C’è una scena significativa a questo proposito che si svolge in macchina, dove Freddie è con il suo fidanzato francese che l’ha accompagnata a rincontrare il padre. Ad un certo punto, in modo inaspettato, gli dice, forse per scrollarsi di dosso la fragilità avvertita nello scambio con il genitore coreano: “Lo sai che ti posso far scomparire con uno schiocco delle dita?!” 

Freddie fa agli altri ciò che ha subito, attacca per proteggersi come fanno molto spesso i ragazzi segnati da una sofferenza profonda.

Vediamo Freddie dopo qualche anno dall’arrivo a Seoul, verso la fine del film, lavorare per una società francese che vende armi alla Corea. È soddisfatta perché così può aiutare, come lei stessa spiega, il suo Paese a difendersi da eventuali attacchi. Permane, quindi, un modello in cui la distruttività è un sistema difensivo necessario. D’altra parte, su di un piano pratico questo lavoro le permette di vivere tra la Corea e la Francia, e su di un piano psicologico sembra rivelare una raggiunta capacità di tenere insieme i suoi due luoghi identitari.

La musica, come si vede nella scena iniziale che ho descritto ed in quella della danza, è un elemento molto importante nel film. Freddie, che non conosce la lingua del suo Paese natio, attraverso la musica riesce a superare l’elemento di estraneità e irraggiungibilità dell’altro.

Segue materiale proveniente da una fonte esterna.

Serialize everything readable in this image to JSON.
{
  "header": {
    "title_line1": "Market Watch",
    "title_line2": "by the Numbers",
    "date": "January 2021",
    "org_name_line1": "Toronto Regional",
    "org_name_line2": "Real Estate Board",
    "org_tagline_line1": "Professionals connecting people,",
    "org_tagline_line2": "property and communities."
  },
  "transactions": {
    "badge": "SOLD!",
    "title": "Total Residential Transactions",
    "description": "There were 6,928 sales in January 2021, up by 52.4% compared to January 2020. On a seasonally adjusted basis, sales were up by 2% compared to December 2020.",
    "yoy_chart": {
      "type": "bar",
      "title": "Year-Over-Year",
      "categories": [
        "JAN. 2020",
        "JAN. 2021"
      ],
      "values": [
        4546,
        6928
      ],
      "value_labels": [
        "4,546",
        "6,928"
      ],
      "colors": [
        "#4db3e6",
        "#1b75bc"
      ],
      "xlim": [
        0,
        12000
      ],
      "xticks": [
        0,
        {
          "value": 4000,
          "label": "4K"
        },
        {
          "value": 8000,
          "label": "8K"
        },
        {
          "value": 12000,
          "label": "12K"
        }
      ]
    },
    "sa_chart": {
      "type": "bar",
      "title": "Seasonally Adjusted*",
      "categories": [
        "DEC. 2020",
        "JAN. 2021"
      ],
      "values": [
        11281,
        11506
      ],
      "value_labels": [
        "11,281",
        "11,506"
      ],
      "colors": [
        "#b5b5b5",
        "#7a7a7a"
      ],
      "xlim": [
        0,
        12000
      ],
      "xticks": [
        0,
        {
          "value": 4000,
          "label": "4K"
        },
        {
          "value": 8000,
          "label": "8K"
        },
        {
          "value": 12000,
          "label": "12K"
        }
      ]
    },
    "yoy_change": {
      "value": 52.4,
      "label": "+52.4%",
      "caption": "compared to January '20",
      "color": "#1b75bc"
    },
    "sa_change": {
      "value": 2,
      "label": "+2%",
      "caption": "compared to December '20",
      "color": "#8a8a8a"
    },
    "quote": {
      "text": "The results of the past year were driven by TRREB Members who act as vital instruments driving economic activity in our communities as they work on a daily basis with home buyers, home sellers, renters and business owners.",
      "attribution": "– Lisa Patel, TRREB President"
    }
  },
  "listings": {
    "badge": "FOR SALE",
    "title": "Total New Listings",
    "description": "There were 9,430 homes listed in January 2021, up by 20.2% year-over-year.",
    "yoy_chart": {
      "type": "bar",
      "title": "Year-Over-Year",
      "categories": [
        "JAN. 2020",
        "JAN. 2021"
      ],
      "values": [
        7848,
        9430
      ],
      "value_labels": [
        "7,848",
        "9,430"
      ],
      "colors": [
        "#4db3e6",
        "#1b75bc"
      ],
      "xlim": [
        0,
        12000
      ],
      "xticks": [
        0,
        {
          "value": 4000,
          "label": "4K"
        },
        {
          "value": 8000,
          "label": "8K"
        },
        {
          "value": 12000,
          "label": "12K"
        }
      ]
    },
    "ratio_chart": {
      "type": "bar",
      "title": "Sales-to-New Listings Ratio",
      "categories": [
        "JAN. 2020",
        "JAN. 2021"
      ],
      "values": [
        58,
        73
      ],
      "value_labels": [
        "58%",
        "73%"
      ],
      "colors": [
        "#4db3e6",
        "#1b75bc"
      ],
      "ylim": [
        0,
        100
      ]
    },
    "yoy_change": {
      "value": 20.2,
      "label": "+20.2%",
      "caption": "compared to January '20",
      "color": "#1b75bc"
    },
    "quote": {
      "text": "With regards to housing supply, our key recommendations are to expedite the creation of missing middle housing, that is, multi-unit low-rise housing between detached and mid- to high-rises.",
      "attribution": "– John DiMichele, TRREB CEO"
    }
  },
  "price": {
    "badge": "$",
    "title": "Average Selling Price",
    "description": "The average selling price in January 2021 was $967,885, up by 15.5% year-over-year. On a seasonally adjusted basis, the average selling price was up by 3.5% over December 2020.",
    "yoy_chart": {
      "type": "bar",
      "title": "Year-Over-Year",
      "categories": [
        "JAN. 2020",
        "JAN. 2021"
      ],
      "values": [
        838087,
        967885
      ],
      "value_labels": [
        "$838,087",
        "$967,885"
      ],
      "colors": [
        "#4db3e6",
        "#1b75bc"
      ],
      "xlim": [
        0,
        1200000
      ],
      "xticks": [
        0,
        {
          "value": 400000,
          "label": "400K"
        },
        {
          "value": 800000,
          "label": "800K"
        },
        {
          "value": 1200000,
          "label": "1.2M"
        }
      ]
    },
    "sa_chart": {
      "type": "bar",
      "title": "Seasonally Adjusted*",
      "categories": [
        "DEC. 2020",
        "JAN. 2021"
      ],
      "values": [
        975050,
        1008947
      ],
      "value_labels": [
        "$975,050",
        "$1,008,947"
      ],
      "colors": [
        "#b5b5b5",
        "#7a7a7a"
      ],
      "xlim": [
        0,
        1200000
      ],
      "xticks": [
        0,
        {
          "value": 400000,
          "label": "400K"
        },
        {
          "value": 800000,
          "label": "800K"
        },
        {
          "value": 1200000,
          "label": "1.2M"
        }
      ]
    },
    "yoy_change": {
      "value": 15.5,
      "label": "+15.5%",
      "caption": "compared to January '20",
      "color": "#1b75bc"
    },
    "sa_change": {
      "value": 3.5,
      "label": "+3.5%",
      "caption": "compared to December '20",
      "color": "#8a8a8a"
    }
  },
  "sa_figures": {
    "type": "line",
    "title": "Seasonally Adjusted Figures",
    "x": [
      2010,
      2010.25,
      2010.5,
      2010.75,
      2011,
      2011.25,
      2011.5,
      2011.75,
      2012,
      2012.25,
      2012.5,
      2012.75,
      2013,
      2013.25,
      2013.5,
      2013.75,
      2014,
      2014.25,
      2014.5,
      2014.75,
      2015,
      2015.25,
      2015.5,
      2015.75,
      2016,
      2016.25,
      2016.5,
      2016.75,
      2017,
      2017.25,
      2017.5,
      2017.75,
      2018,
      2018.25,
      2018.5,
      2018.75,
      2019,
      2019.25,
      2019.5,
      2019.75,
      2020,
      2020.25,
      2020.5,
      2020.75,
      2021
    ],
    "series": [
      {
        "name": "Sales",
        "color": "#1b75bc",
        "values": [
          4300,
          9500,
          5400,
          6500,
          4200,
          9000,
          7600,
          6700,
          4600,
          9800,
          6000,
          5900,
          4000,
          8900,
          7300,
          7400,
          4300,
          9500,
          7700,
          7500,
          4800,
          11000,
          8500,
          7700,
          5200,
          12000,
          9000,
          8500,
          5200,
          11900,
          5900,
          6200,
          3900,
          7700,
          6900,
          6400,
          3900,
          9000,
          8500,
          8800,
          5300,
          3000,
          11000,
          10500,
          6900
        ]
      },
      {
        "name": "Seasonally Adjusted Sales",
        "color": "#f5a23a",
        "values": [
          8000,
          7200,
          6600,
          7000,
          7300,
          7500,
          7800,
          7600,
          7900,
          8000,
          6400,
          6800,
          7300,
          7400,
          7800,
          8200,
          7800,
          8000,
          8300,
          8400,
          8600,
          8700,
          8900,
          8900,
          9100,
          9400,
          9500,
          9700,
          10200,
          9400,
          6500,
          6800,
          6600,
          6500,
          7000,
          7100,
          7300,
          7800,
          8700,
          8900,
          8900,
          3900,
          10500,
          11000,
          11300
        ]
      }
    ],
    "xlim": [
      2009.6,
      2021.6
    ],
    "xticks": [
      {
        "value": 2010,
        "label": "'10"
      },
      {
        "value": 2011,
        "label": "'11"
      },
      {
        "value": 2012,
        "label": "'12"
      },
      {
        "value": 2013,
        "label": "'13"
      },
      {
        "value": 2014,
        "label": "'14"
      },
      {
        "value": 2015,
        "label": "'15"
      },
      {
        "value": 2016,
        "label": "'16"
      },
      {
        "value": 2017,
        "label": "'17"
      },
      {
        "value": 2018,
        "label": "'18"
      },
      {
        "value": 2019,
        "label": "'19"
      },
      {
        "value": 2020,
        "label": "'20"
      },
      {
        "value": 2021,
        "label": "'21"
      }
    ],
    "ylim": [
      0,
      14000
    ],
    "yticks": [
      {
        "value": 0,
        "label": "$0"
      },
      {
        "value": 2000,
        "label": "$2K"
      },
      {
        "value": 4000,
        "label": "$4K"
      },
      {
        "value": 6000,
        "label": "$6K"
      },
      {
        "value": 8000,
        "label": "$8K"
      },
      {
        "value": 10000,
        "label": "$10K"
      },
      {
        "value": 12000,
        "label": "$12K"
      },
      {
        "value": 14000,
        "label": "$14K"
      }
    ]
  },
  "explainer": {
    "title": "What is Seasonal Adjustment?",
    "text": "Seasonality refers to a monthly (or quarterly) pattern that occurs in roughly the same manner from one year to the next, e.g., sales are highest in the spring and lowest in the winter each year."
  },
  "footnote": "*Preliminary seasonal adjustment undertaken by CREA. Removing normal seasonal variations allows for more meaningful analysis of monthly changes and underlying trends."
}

La musica è un linguaggio universale, emotivo, transizionale nel senso winnicottiano, potremmo dire. Anche i neonati capiscono le melodie, prima delle parole. In un’intervista il regista dice: “Nel film la musica è un punto di contatto in cui due persone, che sono separate da una storia violenta e irriconciliabile, riescono – anche se solo per un minuto – a vedersi, comunicare e comprendersi”.

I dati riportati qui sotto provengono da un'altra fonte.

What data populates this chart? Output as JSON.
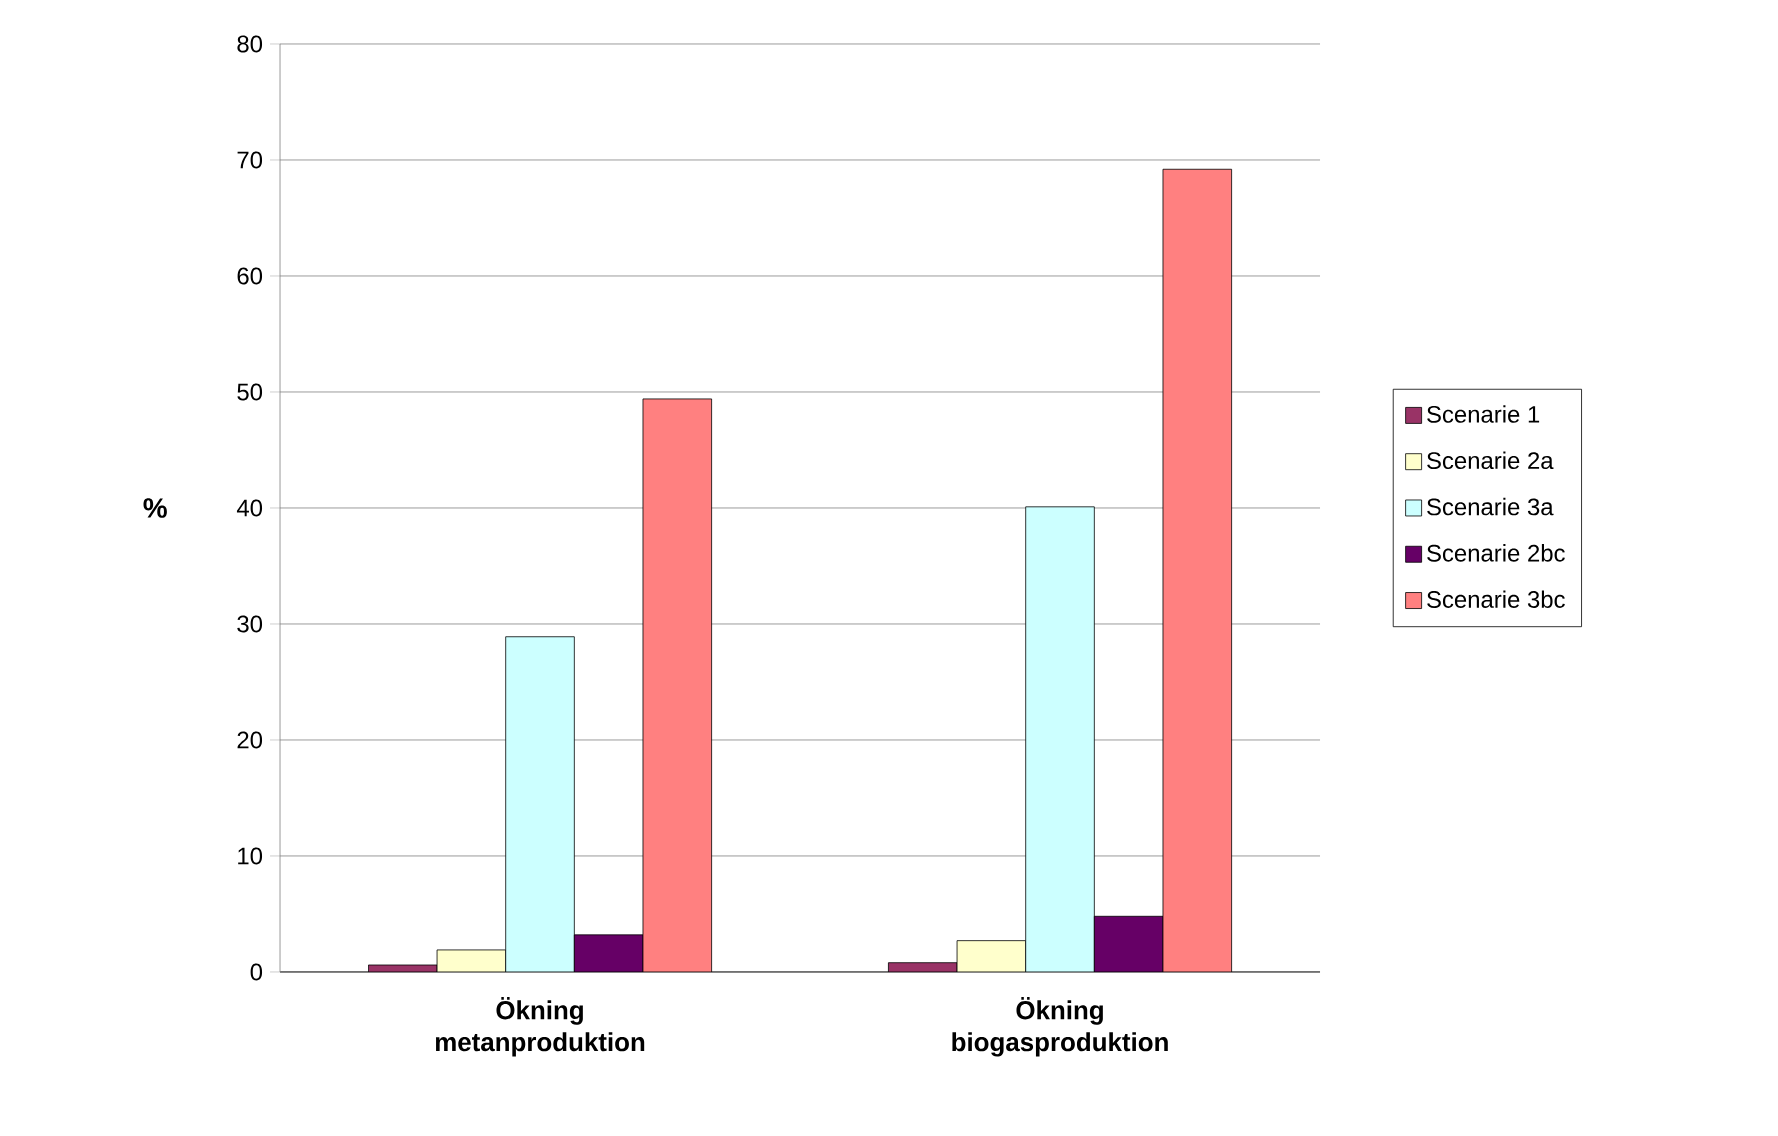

Infatti, quando il padre le farà sentire una semplice melodia che ha composto e dedicato a lei, Freddie riuscirà a comprenderlo e a ridimensionare la distanza che li ha separati e ancora li separa.

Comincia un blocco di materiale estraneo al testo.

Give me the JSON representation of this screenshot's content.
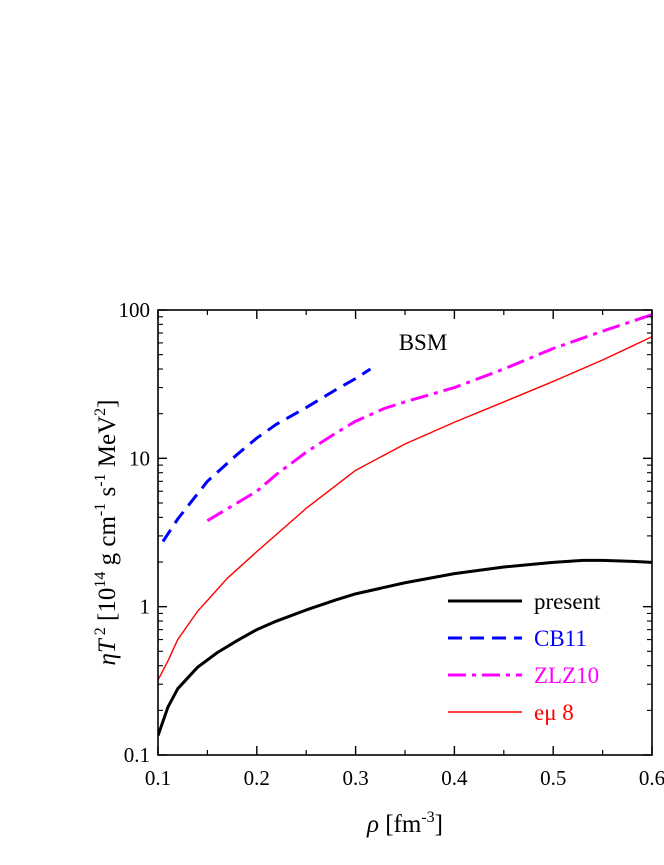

La musica ritorna anche nell’ultima scena. È passato un anno da quando la mamma biologica ha finalmente risposto alla sua lettera e ha accettato di incontrarla. Un incontro intenso, denso di emozioni così forti da non riuscire ad essere contenute neppure su di un piano fisico da Freddie, che piange e si bagna di pipì mentre stringe la madre in un lunghissimo abbraccio. Unica scena dedicata al loro incontro. Un abbraccio senza parole. Con le lacrime Freddie esprime in modo concreto dolore e nostalgia, con la pipì rabbia e rancore, sentimenti così difficili da integrare. Il regista mostra davvero di essere un profondo conoscitore del nostro funzionamento psichico e riesce, spesso utilizzando solo immagini senza parole, a farci sentire ciò che si muove nella psiche della protagonista ad un livello conscio e inconscio.